Page MenuHomePhabricator

[Story] Mark and show invisible characters in diff
Closed, DuplicatePublic

Description

so, in hewiki, we find occasionally "invisible direction markers". these are invisible unicode characters that act as their html counterparts of ‏ and ‎

these can be destructive and puzzling at times, by mangling wiki-code (e.g., when such a character appears between the first and second [ of internal link, it's not an internal link anymore).

when such markers are added or removed, the DIFF is confusing, because both sides look identical on the screen, and one has to use external tools (e.g., browser extensions such as "Unicode Analyzer") to understand what's going on.

methinks diff should indicate such changes better.

there are other invisible characters - these two (specifically: u200E and u200F), keep popping up in hewiki, and for us, it will be enough to indicate those.

as a developer, i'd probably strive to mark _any_ invisible character - short search found 3 more: mongolian vowel separator u180e, and zero-width space and zero-width-no-break-space: u200b and ufeff . there are probably others.

peace.

Event Timeline

Kipod raised the priority of this task from to Needs Triage.
Kipod updated the task description. (Show Details)
Kipod subscribed.
Restricted Application added a subscriber: Aklapper. · View Herald Transcript
JanZerebecki renamed this task from Mark and show invisible characters in diff to [Story] Mark and show invisible characters in diff.Sep 24 2015, 10:57 AM
JanZerebecki triaged this task as Medium priority.
JanZerebecki set Security to None.
JanZerebecki moved this task from incoming to needs discussion or investigation on the Wikidata board.

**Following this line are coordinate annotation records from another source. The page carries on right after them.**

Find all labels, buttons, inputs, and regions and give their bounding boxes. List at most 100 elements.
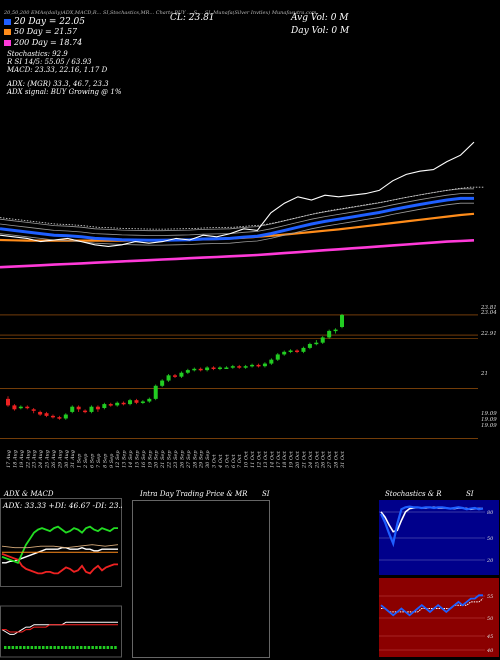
y-tick-label: 21 <box>480 371 488 377</box>
adx-panel-bg <box>0 498 122 587</box>
candle-body <box>327 330 332 338</box>
candle-body <box>128 400 133 405</box>
top-title: 20,50,200 EMAs(daily)ADX,MACD,R... SI,St… <box>4 10 317 16</box>
x-tick-label: 28 Sep <box>192 450 198 469</box>
x-tick-label: 29 Sep <box>199 450 205 469</box>
candle-body <box>76 406 81 410</box>
stoch-tick-label: 50 <box>487 536 494 542</box>
x-tick-label: 5 Oct <box>224 453 230 468</box>
x-tick-label: 25 Aug <box>45 450 51 469</box>
macd-histogram-bar <box>114 646 117 649</box>
candle-body <box>63 414 68 419</box>
candle-body <box>262 363 267 367</box>
intraday-panel-title: Intra Day Trading Price & MR <box>140 490 248 498</box>
candle-body <box>38 411 43 415</box>
candle-body <box>140 401 145 403</box>
macd-histogram-bar <box>11 646 15 649</box>
legend-ema200: 200 Day = 18.74 <box>4 37 85 48</box>
x-tick-label: 10 Oct <box>244 450 250 468</box>
candle-body <box>160 380 165 386</box>
ema20-upper-dots <box>0 186 484 230</box>
adx-values: ADX: (MGR) 33.3, 46.7, 23.3 <box>7 80 109 88</box>
adx-panel-label: ADX: 33.33 +DI: 46.67 -DI: 23.33 <box>2 501 122 510</box>
candle-body <box>95 406 100 410</box>
macd-histogram-bar <box>72 646 75 649</box>
macd-histogram-bar <box>91 646 94 649</box>
x-tick-label: 22 Aug <box>25 450 31 469</box>
candle-body <box>57 417 62 419</box>
x-tick-label: 21 Sep <box>160 450 166 469</box>
candle-body <box>134 400 139 403</box>
x-tick-label: 26 Oct <box>321 450 327 469</box>
x-tick-label: 28 Oct <box>334 450 340 469</box>
macd-histogram-bar <box>61 646 64 649</box>
candle-body <box>192 368 197 371</box>
candle-body <box>205 367 210 371</box>
macd-histogram-bar <box>99 646 102 649</box>
candle-body <box>70 406 75 412</box>
ema200-line <box>0 239 475 269</box>
x-tick-label: 2 Sep <box>83 453 89 469</box>
macd-histogram-bar <box>38 646 41 649</box>
adx-series-di <box>1 525 118 564</box>
x-tick-label: 16 Sep <box>141 450 147 468</box>
x-tick-label: 22 Sep <box>167 450 173 469</box>
macd-histogram-bar <box>42 646 45 649</box>
x-tick-label: 25 Oct <box>314 450 320 469</box>
avg-volume: Avg Vol: 0 M <box>291 13 349 23</box>
x-tick-label: 14 Oct <box>269 450 275 468</box>
x-tick-label: 29 Aug <box>57 450 63 469</box>
ema-legend: 20 Day = 22.05 50 Day = 21.57 200 Day = … <box>4 17 85 48</box>
candle-body <box>340 314 344 327</box>
macd-histogram-bar <box>76 646 79 649</box>
day-volume: Day Vol: 0 M <box>291 26 350 36</box>
candle-body <box>230 366 235 368</box>
macd-histogram-bar <box>49 646 53 649</box>
candle-body <box>295 350 300 353</box>
x-tick-label: 7 Sep <box>96 453 102 468</box>
ema200-swatch <box>4 39 11 46</box>
candle-body <box>6 398 10 406</box>
ema50-label: 50 Day = 21.57 <box>14 27 78 36</box>
intraday-panel-bg <box>132 500 270 658</box>
macd-histogram-bar <box>57 646 60 649</box>
adx-panel-title: ADX & MACD <box>4 490 54 498</box>
x-tick-label: 20 Oct <box>295 450 301 469</box>
candle-body <box>185 370 190 373</box>
rsi-tick-label: 40 <box>486 648 494 654</box>
stoch-tick-label: 80 <box>487 510 494 516</box>
macd-histogram-bar <box>15 646 18 649</box>
intraday-panel-si: SI <box>262 490 270 498</box>
macd-histogram-bar <box>30 646 34 649</box>
candle-body <box>217 367 222 369</box>
x-tick-label: 31 Aug <box>70 450 76 468</box>
stochastics-chart: 80 50 20 55 50 45 40 <box>379 500 499 657</box>
adx-series-adx <box>2 546 118 564</box>
x-tick-label: 27 Sep <box>186 450 192 469</box>
candle-body <box>307 343 312 348</box>
candle-body <box>211 367 216 369</box>
legend-ema50: 50 Day = 21.57 <box>4 26 85 37</box>
macd-histogram-bar <box>19 646 22 649</box>
x-tick-label: 18 Oct <box>282 450 288 468</box>
x-tick-label: 27 Oct <box>327 450 333 469</box>
ema50-swatch <box>4 28 11 35</box>
stat-stochastics: Stochastics: 92.9 <box>7 50 68 58</box>
candle-body <box>83 410 88 413</box>
candle-body <box>50 415 55 418</box>
y-tick-label: 22.91 <box>480 331 497 337</box>
x-tick-label: 17 Oct <box>276 450 282 468</box>
candle-body <box>179 372 184 377</box>
x-tick-label: 21 Oct <box>301 450 307 469</box>
adx-aux-line <box>1 544 119 549</box>
y-tick-label: 19.09 <box>481 411 497 417</box>
x-tick-label: 12 Oct <box>257 450 263 468</box>
x-tick-label: 3 Oct <box>212 453 218 468</box>
x-tick-label: 14 Sep <box>128 450 134 468</box>
y-tick-label: 19.09 <box>481 417 497 423</box>
candle-body <box>269 359 274 364</box>
x-tick-label: 6 Sep <box>90 453 96 468</box>
candle-body <box>198 368 203 371</box>
adx-signal: ADX signal: BUY Growing @ 1% <box>7 88 122 96</box>
x-tick-label: 1 Sep <box>77 453 83 468</box>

Is this specific to Wikidata or a general diff problem?

Lydia_Pintscher changed the task status from Open to Stalled.Oct 6 2015, 8:57 AM

I can remember fixing external identifiers containing hidden characters, there is no indication of these in the diff view.

I don't see how this is Wikidata specific or how this is related to the Diff extension.

Instead this sounds like T5672 which has been marked as a duplicate of T15466.